Fraud detection using Machine Learning
Nathan RanchinThe problem
Financial fraud is a growing concern for banks and financial institutions worldwide. As part of a Crédit Suisse hackathon, we were tasked with developing a fraud detection system that could identify salary payment fraud patterns from transaction data.
Our approach
Instead of treating each transaction individually, we grouped payments between the same sender and receiver to identify patterns that might not be apparent in isolated transactions. This approach allowed us to leverage collective behavior rather than individual payment characteristics.
Data preparation
We started by creating a new column called is_salary
that categorized transactions into three distinct classes:
0
: Definitely not a salary payment1
: Uncertain if it's a salary payment2
: Definitely a salary payment
# Transactions where we're sure they are salary payments
data["is_salary"] = data["payment_reason"].isin(["salarzahlung", "Salary", "Salario"]) + 1
# Transactions where we're sure they are not salary payments
data.loc[data["payment_reason"].isin(["Rent", "Mieten"]), "is_salary"] = 0
We applied our domain knowledge to further refine the categorization:
# Salary payments can only be from Organizations to Individuals
data.loc[data["bene_client_type"] == "ORG", "is_salary"] = 0
data.loc[data["org_client_type"] == "IND", "is_salary"] = 0
Feature engineering
For our model, we created group-level features based on transaction patterns between specific senders and receivers:
- Quality: Number of transactions between the same sender and receiver
- Amount Repetition: How often the same amount is transferred (max frequency / total transactions)

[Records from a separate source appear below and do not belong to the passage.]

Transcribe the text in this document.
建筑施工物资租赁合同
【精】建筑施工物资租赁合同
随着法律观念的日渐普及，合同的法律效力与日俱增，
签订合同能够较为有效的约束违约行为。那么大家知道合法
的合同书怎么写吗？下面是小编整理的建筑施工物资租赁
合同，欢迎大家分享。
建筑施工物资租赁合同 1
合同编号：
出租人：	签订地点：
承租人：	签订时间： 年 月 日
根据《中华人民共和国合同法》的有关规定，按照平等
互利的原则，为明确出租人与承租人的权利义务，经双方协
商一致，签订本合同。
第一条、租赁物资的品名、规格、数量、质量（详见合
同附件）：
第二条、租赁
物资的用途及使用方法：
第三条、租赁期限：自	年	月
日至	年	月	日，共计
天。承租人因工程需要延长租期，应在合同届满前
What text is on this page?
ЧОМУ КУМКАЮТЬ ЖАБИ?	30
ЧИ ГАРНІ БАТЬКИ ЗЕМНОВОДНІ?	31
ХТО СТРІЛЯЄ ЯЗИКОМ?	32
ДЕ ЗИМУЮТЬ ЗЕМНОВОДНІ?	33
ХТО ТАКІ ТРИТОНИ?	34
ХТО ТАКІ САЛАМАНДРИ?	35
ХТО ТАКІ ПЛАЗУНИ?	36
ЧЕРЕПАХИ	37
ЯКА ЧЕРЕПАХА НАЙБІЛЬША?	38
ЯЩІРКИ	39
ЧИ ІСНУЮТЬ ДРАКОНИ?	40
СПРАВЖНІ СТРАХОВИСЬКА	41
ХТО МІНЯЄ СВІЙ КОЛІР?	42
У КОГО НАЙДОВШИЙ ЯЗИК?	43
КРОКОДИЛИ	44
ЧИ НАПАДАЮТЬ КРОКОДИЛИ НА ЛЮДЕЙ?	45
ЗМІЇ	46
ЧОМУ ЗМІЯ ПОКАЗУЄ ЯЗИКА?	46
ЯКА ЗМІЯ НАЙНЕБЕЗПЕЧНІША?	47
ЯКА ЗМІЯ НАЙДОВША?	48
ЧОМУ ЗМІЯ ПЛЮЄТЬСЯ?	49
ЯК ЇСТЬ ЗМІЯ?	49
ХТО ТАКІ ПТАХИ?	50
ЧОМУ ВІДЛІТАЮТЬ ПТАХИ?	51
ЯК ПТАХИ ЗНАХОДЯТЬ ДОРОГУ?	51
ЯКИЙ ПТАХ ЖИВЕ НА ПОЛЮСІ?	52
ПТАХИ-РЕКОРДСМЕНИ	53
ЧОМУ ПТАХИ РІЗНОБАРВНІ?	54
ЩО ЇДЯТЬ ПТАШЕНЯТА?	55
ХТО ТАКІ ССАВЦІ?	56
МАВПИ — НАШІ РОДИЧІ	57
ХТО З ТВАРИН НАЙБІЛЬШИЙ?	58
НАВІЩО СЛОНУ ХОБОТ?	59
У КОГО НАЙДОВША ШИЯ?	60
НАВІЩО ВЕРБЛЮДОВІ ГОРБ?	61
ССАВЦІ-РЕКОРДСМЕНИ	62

- Amount Variance: Variance in the transaction amounts (0 for single transactions)
X = []
y = []
for v in train.groupby(["org_account_id", "bene_account_id"]).groups.values():
quality = len(v)
rows = train.loc[v]
if quality == 1:
X.append([1, quality, rows["amount_in_USD"].value_counts().max() / quality, 0])
else:
X.append([1, quality, rows["amount_in_USD"].value_counts().max() / quality, rows["amount_in_USD"].var()])

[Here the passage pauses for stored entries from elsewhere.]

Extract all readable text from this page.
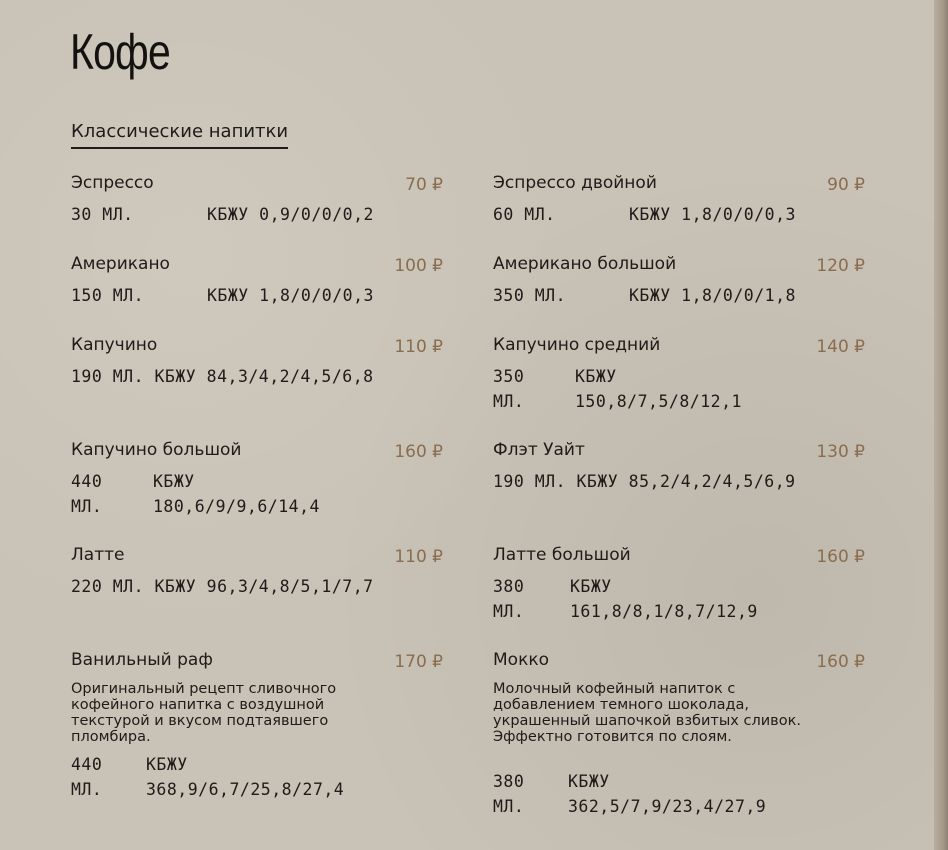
Кофе
Классические напитки
Эспрессо	70 ₽
30 МЛ.	КБЖУ 0,9/0/0/0,2
Эспрессо двойной	90 ₽
60 МЛ.	КБЖУ 1,8/0/0/0,3
Американо	100 ₽
150 МЛ.	КБЖУ 1,8/0/0/0,3
Американо большой	120 ₽
350 МЛ.	КБЖУ 1,8/0/0/1,8
Капучино	110 ₽
190 МЛ. КБЖУ 84,3/4,2/4,5/6,8
Капучино средний	140 ₽
350
МЛ.
КБЖУ
150,8/7,5/8/12,1
Капучино большой	160 ₽
440
МЛ.
КБЖУ
180,6/9/9,6/14,4
Флэт Уайт	130 ₽
190 МЛ. КБЖУ 85,2/4,2/4,5/6,9
Латте	110 ₽
220 МЛ. КБЖУ 96,3/4,8/5,1/7,7
Латте большой	160 ₽
380
МЛ.
КБЖУ
161,8/8,1/8,7/12,9
Ванильный раф	170 ₽
Оригинальный рецепт сливочного кофейного напитка с воздушной текстурой и вкусом подтаявшего пломбира.
440
МЛ.
КБЖУ
368,9/6,7/25,8/27,4
Мокко	160 ₽
Молочный кофейный напиток с добавлением темного шоколада, украшенный шапочкой взбитых сливок. Эффектно готовится по слоям.
380
МЛ.
КБЖУ
362,5/7,9/23,4/27,9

y.append(int(rows["is_salary"].mean()))
Model training
We used XGBoost, a powerful gradient boosting framework, to build our classification model:
clf = XGBClassifier(n_estimators=100, random_state=42)
clf.fit(X_train, y_train)
y_pred = clf.predict(X_test)
f1_score(y_test, y_pred)
The model achieved strong F1 scores on our validation data, indicating good performance in classifying salary payments.
Making predictions
Finally, we applied our model to the uncertain transactions (those labeled as 1 in our initial classification) to predict whether they were genuine salary payments:
pred_for_test = clf.predict(test_df)
# Create submission file
submission = data[["transaction_id", "is_salary"]]
for i, v in enumerate(test_ids):
submission.loc[v, "is_salary"] = pred_for_test[i]
Conclusion
Our approach demonstrates how group-level analysis can be more effective than transaction-level analysis for certain fraud detection tasks. By focusing on the relationship between senders and receivers rather than individual transactions, we were able to identify patterns that might otherwise be missed.
The simplicity of our features—just three group-level metrics—combined with the power of XGBoost allowed us to build an effective fraud detection system that performed well in the hackathon environment.
This simple yet effective approach won us first place in the hackathon, outperforming even Credit Suisse's own internal solution. It demonstrates how sometimes elegant, feature-engineered solutions can be more powerful than complex models when domain knowledge is properly applied.